Une plaque était étalée sur le sol et Bruno s’y allonge, comme l’homme de Vitruve de Léonard de Vinci mais avec les bras moins relevés. Évaluant la taille qu’il faudra pour assembler les plaques, je commence à tracer à la craie sur le plomb l’image – le signe, la lettre ? - de son corps comme on le fait lors d’un accident de la route (Bruno a eu beaucoup d’accidents avec sa moto). Puis accompagné de Stéphanie Sommerfeld, une stagiaire de la galerie, nous commençons à découper et là, on se rend compte que c’est difficile, c’est une véritable performance physique pour nous aussi ! Et ça fait mal aux mains. La stagiaire a du mal car il faut beaucoup de force et elle finira par abandonner.
La partie de derrière étant réalisée, on passe à la partie de dessus et là encore, il me fallait évaluer les courbes de son corps pour trouver les bonnes mesures. J’ai improvisé.
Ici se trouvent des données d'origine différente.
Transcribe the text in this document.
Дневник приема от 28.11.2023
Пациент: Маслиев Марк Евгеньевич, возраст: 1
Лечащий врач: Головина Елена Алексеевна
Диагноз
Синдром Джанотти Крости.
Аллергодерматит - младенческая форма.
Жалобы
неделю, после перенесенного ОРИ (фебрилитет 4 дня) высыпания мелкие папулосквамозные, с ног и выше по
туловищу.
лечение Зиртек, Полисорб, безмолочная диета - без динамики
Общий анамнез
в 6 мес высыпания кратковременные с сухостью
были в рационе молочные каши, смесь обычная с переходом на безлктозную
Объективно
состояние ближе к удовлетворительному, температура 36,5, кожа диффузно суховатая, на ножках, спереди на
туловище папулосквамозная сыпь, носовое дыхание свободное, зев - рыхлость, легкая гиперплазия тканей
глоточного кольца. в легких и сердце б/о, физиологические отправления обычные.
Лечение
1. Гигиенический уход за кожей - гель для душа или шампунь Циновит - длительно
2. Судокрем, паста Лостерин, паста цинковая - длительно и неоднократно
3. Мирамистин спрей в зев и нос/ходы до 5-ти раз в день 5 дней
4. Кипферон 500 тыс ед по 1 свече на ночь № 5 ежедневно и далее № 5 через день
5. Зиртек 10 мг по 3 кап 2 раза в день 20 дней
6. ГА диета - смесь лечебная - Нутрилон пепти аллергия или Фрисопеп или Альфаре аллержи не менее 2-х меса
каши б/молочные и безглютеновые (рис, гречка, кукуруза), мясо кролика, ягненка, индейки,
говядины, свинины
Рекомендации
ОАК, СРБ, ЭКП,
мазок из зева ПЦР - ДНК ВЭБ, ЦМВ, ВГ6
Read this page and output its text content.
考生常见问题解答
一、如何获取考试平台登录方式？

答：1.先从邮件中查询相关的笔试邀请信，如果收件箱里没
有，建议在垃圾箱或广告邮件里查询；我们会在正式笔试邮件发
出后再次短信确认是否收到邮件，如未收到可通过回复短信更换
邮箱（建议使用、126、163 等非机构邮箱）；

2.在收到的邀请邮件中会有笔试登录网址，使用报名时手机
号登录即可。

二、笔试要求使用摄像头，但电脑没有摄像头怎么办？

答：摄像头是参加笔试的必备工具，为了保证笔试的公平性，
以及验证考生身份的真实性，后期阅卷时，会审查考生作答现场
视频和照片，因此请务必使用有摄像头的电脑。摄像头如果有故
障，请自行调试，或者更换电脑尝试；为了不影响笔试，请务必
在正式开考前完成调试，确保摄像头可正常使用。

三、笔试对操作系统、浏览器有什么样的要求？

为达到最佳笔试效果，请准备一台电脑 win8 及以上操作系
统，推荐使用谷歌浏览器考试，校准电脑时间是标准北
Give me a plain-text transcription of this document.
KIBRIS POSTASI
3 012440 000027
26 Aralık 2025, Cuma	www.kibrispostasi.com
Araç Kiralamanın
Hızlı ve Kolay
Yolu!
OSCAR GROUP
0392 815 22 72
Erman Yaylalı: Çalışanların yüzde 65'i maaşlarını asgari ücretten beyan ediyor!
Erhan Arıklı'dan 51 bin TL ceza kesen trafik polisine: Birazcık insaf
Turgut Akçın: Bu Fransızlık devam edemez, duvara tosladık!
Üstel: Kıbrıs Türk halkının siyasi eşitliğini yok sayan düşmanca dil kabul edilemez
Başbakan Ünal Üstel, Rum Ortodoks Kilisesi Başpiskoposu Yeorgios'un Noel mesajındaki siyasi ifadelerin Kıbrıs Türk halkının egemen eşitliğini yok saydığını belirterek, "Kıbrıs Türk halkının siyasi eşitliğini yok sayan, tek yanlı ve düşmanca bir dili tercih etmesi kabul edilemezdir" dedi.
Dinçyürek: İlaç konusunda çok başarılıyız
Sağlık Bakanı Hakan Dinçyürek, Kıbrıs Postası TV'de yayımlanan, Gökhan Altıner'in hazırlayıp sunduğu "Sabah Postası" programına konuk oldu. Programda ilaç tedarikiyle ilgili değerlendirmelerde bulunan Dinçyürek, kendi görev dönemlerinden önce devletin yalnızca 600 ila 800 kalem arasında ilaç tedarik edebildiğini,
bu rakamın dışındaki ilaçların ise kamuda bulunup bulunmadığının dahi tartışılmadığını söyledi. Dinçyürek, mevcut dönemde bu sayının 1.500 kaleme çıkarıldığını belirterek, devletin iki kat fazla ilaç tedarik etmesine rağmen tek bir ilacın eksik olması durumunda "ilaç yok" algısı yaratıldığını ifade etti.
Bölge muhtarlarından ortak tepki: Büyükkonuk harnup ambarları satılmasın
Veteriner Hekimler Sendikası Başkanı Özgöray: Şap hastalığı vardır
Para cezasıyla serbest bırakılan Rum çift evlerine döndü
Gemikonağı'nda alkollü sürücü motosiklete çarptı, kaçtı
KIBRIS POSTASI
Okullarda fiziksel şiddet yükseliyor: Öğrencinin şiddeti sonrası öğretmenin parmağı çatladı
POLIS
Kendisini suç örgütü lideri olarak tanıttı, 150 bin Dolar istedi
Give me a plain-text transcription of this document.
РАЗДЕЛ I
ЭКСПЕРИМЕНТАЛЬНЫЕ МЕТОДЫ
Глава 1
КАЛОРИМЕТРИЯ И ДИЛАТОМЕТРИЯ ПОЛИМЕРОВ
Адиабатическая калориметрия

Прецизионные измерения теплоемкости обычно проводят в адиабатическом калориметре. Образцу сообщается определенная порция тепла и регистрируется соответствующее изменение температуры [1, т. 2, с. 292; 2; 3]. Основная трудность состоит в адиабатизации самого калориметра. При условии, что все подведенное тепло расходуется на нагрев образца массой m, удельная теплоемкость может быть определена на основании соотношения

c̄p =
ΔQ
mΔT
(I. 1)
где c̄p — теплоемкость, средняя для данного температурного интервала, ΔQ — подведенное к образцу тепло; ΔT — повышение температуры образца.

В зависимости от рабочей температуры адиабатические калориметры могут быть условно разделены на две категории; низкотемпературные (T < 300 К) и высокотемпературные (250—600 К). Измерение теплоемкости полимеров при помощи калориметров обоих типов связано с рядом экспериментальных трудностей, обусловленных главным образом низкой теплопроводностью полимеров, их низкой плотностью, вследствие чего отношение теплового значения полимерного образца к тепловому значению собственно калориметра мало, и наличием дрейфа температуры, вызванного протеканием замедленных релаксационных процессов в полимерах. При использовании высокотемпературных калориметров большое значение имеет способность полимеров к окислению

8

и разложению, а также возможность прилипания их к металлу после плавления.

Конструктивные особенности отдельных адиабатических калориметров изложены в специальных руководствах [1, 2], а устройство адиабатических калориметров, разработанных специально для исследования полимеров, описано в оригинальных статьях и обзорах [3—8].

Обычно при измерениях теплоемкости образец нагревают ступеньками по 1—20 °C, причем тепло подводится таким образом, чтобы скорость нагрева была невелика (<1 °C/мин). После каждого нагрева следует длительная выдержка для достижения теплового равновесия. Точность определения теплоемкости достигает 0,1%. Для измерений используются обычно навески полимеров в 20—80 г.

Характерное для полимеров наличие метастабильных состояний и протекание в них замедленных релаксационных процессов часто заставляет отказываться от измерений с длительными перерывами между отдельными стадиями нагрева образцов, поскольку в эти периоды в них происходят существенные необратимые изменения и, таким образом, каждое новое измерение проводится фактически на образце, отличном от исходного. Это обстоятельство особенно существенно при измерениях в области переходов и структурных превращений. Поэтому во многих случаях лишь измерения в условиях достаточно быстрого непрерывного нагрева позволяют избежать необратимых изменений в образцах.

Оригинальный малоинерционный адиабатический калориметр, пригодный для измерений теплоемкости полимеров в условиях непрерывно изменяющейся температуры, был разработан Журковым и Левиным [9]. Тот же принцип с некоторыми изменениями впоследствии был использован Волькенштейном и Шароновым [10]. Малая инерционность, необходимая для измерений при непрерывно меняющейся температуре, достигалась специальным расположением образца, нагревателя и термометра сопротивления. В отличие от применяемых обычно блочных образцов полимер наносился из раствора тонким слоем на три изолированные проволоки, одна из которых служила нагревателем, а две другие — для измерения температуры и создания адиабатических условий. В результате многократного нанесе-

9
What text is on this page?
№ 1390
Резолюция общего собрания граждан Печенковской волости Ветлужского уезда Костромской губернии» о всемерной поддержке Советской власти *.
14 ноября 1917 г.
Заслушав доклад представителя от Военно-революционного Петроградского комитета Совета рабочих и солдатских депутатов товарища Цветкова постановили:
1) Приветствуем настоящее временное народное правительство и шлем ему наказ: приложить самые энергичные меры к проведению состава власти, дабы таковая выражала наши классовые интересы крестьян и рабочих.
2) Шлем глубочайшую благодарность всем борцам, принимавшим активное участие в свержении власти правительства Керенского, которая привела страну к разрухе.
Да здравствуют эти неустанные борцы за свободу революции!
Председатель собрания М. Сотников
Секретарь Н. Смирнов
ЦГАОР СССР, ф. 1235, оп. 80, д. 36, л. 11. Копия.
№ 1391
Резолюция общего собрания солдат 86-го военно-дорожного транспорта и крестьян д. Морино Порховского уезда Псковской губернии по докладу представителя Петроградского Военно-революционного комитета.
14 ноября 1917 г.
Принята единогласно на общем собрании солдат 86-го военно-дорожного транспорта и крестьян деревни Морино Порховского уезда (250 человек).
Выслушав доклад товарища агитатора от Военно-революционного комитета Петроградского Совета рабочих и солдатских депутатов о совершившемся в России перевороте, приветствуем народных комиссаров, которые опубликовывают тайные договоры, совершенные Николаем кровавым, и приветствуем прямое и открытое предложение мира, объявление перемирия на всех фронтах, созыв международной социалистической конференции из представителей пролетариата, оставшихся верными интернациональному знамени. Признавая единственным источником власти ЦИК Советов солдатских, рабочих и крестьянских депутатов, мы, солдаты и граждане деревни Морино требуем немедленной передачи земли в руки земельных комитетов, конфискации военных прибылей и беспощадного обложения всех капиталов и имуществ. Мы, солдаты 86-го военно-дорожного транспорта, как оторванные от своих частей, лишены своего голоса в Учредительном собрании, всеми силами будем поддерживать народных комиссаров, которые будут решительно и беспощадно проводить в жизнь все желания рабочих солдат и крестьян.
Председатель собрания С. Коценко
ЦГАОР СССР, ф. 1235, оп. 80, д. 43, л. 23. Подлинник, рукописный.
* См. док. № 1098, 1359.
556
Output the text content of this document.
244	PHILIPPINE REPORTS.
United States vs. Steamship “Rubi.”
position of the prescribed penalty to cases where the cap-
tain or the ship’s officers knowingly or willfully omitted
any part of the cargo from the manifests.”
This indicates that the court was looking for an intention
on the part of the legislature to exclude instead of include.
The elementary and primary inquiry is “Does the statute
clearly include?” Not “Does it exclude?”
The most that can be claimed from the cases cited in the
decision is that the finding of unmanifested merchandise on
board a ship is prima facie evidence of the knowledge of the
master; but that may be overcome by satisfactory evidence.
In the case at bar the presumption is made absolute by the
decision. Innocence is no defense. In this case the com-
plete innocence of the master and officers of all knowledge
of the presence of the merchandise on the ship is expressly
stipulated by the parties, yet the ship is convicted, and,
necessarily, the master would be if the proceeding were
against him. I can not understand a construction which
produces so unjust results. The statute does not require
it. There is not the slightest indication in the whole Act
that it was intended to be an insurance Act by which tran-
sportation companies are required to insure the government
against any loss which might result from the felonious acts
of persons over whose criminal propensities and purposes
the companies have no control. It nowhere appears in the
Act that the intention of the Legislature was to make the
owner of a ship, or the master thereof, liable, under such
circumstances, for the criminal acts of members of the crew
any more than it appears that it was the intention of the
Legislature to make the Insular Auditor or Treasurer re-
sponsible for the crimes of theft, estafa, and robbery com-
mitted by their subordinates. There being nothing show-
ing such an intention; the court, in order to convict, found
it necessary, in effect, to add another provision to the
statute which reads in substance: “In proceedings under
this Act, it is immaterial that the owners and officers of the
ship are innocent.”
En poussant d’abord avec les mains pour modeler la plaque au corps de Bruno, il me fallait ensuite utiliser un marteau pour plier la plaque contre son corps et sur la plaque du sol. Bruno me disait tout bas « doucement, doucement, cela lui faisait mal ». J’étais en sueur, des gouttes coulaient de mon menton et lorsque je passais au dessus du visage de Bruno il lui en tombait parfois dans les yeux et il me le faisait remarquer pour que je fasse attention car ça devait un peu les lui piquer. Le sertissage des deux plaques a été difficile aussi. Il fallait plier avec une pince les deux plaques, donc 4 mm, et les aplatir au marteau.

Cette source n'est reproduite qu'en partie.